Merkel fait pression sur Vuciq sur la question du Kosovo

La nouvelle rencontre de la présidente de la Serbie, Aleksandar Vuciq, avec la chancelière allemande Angela Merkel, avertie du vendredi 13 avril dans les milieux analytiques de Belgrade est interprétée comme la pression de Berlin sur Belgrade pour parvenir à un accord sur la normalisation des relations avec Pristina une heure plus tôt. “Berlin continuera la pression sur [...]
“Berlini continuera de faire pression sur Belgrade sur la question du Kosovo, et il est possible que Merkel se souvienne de certaines promesses non tenues.
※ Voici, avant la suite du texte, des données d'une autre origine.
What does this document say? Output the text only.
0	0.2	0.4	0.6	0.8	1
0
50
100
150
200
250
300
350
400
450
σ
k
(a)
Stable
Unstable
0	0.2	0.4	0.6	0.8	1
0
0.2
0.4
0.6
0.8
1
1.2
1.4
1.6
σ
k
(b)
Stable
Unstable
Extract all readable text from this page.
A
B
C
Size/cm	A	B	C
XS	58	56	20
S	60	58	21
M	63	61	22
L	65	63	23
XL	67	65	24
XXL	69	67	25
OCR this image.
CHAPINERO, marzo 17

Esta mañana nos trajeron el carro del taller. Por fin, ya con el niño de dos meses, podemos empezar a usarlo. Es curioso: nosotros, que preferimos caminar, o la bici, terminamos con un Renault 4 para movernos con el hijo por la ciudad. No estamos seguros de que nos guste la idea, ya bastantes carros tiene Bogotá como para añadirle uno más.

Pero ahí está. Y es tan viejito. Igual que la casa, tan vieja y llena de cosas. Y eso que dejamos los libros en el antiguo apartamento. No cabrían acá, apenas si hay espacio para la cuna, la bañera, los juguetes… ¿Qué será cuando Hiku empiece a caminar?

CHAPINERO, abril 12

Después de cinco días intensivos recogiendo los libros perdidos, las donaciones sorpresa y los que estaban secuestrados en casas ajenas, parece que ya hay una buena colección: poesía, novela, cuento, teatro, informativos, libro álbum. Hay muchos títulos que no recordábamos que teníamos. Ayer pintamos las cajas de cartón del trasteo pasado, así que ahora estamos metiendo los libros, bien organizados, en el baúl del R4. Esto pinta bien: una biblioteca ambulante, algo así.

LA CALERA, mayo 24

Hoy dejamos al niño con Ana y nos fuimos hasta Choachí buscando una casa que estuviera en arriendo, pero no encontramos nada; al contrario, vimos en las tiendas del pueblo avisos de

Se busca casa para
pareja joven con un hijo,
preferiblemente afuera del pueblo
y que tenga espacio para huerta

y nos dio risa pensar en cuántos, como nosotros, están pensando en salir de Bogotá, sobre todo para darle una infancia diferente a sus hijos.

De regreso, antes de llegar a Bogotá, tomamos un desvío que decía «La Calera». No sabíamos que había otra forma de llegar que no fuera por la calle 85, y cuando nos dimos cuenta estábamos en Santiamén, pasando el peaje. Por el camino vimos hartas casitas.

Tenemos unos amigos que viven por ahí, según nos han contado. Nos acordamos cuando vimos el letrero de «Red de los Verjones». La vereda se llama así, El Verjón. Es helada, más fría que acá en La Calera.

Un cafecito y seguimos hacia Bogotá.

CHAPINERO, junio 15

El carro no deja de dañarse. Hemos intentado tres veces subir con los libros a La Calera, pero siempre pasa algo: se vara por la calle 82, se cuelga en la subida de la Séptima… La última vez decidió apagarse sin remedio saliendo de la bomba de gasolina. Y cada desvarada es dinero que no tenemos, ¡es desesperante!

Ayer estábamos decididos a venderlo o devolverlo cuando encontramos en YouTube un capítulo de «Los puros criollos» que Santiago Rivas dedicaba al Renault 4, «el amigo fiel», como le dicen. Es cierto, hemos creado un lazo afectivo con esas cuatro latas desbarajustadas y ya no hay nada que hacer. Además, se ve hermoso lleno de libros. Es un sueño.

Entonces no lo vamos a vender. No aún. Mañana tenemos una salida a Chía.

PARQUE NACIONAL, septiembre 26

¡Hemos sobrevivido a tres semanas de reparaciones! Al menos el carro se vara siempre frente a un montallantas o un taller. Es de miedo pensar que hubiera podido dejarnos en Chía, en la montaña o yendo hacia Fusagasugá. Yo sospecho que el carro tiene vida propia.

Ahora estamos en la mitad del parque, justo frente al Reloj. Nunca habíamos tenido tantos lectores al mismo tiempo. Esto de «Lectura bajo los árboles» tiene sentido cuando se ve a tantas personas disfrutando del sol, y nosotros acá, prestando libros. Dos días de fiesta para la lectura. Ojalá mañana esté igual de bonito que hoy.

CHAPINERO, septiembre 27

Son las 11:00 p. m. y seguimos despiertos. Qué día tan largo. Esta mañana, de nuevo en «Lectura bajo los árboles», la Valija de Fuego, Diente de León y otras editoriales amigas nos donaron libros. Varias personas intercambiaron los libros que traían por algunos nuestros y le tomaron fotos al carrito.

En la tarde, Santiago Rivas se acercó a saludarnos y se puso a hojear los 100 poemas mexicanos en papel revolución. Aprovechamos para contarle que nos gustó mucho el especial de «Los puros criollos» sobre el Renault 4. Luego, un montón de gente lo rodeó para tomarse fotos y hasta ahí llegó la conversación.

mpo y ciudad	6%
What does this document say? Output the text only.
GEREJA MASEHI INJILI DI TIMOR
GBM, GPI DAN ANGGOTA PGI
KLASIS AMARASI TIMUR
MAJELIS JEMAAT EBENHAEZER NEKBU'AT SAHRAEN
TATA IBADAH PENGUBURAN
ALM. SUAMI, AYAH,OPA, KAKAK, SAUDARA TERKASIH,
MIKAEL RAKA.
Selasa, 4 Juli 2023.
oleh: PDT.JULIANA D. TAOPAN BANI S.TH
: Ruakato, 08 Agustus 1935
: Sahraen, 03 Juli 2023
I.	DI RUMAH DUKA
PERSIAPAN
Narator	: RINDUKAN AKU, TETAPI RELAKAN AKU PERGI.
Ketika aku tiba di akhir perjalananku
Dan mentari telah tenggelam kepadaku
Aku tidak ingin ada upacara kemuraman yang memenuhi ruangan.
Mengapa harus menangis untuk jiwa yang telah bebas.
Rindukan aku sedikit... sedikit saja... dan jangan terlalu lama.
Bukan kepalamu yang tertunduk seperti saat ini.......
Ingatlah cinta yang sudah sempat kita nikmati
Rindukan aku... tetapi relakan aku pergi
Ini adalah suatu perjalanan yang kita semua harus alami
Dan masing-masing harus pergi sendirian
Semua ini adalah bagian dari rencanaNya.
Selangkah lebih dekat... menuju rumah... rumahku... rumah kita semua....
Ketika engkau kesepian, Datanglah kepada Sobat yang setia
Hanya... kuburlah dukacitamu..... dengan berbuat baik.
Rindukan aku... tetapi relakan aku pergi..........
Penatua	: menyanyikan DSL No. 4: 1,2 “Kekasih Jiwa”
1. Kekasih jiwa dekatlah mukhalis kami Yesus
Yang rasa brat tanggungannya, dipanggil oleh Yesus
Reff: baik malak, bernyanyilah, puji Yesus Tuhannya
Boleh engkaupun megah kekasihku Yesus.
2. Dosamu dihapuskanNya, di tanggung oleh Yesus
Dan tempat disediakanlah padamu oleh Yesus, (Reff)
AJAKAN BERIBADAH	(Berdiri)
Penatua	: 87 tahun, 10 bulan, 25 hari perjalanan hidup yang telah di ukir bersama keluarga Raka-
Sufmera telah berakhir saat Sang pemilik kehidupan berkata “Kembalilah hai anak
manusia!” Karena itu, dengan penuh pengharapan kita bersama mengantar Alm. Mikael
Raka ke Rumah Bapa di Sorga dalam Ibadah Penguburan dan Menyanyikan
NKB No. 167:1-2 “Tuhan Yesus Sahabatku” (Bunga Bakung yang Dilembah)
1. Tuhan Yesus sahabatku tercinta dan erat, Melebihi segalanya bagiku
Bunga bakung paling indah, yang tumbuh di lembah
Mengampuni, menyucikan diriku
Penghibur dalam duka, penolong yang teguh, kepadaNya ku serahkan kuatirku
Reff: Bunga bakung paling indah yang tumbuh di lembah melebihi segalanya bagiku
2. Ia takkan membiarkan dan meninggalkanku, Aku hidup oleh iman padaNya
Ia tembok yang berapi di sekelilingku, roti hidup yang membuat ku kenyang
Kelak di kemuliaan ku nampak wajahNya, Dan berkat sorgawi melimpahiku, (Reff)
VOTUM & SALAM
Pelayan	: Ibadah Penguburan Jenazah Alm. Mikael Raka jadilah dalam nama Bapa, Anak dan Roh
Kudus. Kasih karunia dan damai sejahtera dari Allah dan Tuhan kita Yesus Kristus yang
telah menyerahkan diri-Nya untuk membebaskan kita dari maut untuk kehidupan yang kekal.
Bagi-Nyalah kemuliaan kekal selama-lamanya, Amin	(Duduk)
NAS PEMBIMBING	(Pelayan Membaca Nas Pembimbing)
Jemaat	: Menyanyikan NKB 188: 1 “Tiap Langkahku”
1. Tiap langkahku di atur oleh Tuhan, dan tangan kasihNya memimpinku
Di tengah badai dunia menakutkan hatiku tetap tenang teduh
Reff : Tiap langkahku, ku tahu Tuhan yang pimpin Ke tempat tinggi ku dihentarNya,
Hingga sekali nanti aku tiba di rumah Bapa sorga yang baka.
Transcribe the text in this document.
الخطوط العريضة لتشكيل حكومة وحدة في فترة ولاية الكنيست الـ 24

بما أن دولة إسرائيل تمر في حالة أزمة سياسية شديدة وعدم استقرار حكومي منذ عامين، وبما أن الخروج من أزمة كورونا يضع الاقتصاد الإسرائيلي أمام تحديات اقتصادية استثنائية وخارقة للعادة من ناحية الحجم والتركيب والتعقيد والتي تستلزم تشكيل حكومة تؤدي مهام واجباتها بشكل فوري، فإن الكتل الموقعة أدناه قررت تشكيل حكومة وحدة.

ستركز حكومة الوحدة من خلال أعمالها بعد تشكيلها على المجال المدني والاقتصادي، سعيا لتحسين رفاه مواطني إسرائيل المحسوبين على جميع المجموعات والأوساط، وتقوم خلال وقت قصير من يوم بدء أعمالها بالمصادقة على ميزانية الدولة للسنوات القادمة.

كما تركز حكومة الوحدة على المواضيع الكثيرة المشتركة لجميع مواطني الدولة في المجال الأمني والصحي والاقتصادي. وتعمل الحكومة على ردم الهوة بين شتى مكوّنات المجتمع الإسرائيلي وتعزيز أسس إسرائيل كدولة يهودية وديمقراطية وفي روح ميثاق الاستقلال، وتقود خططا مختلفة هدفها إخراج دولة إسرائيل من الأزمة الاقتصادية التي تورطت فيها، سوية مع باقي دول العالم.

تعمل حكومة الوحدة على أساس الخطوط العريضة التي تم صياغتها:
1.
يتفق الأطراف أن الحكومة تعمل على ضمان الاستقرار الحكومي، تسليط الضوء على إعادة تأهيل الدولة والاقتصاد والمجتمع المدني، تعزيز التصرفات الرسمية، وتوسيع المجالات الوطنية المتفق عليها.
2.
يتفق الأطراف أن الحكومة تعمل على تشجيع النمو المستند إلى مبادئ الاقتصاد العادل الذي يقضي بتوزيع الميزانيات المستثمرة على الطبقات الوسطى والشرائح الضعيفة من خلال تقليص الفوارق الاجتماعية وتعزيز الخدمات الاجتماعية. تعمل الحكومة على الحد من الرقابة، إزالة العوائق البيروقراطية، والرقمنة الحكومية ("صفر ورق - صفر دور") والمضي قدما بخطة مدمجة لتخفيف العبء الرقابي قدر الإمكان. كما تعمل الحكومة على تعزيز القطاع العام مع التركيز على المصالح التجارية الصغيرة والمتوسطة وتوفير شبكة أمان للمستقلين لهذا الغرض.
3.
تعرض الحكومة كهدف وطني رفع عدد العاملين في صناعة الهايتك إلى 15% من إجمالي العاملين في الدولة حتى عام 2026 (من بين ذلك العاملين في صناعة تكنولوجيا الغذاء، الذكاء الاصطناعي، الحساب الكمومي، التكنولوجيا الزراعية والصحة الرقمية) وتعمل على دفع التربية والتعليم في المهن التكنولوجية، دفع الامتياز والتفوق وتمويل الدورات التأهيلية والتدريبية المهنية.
D'autre part, l'impression est que Vuciq n'est pas disposé à faire de nouvelles concessions” est appelé “danas” dans ses conversations.
Franz-Lotar Altam, professeur de relations internationales à l'Université de Bucarest, a été cité comme disant “Danasis” que “ne s'attend pas à ce que Mme Merkel dise quelque chose de nouveau au sujet de Vuciqi, mais dirait une fois de plus que l'Allemagne ne soutiendra pas l'adhésion de la Serbie à l'UE si, à la fin des négociations entre Belgrade et Pristina, aucun accord durable sur le statut du Kosovo n'a été conclu”.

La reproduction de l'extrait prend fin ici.